Britain's Times Literary Supplement this month gave a rave review to Inside Out and his poetry book, Reading the River. But great reviews don't create time to write, said Adamson at his house on the Hawkesbury River, where he fishes for bream and poetic inspiration.
When his fellowship application failed last year, "I was devastated. I rang the Literature Board and went off my head." Now he can work on a poetry collection commissioned by a Chicago publisher and The Goldfinches of Baghdad, a book of poems with etchings by the artist Gary Shead.
His new autobiography will follow the growth of his poetry, his drug-fuelled friendship with Brett Whiteley, the collapse of his first marriage and his alcoholism that ended with marriage to the photographer Juno Gemes.
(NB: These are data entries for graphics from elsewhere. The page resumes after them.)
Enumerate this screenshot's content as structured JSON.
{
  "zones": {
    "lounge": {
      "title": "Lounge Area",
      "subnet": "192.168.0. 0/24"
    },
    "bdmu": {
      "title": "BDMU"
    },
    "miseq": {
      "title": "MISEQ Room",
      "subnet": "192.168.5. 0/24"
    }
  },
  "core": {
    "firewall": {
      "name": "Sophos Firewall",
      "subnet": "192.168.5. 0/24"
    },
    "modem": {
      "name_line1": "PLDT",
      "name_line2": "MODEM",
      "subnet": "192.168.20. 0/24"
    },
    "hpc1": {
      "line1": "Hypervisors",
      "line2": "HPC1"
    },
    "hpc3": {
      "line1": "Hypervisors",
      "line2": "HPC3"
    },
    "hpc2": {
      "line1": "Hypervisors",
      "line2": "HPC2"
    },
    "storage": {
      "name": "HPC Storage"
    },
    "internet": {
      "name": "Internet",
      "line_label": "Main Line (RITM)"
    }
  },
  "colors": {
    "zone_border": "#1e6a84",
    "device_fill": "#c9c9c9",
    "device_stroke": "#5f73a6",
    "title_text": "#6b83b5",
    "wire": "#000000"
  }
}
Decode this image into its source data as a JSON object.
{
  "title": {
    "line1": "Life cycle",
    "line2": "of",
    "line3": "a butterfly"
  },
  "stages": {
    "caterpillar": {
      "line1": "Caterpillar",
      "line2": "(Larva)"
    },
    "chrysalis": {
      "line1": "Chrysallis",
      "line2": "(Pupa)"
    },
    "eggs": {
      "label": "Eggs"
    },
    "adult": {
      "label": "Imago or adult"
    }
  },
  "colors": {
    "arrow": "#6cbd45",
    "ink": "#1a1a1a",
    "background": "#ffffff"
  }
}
The Literature Board gave a total of $1.93 million to 90 out of 475 applicants in its annual round of funding last week. Grants mean survival for many of our most successful writers.
Henry Reynolds, the prominent Tasmanian historian, and Alex Miller, an award-winning author of seven novels, also received $80,000 fellowships - the top level of funding for writers who have "made a significant contribution to Australian literature".
English-born Miller, 67, will research and write a novel based on Cullin-la-Ringo, a Queensland station set up by an idealistic family who died in the 1860s war between settlers and Aborigines.
Reynolds, 66, will write about racial segregation in Australia from 1901 to 1961.
Miller said his fellowship was equivalent to an entry-level wage, and that only Australia and Spain taxed grants and prizes.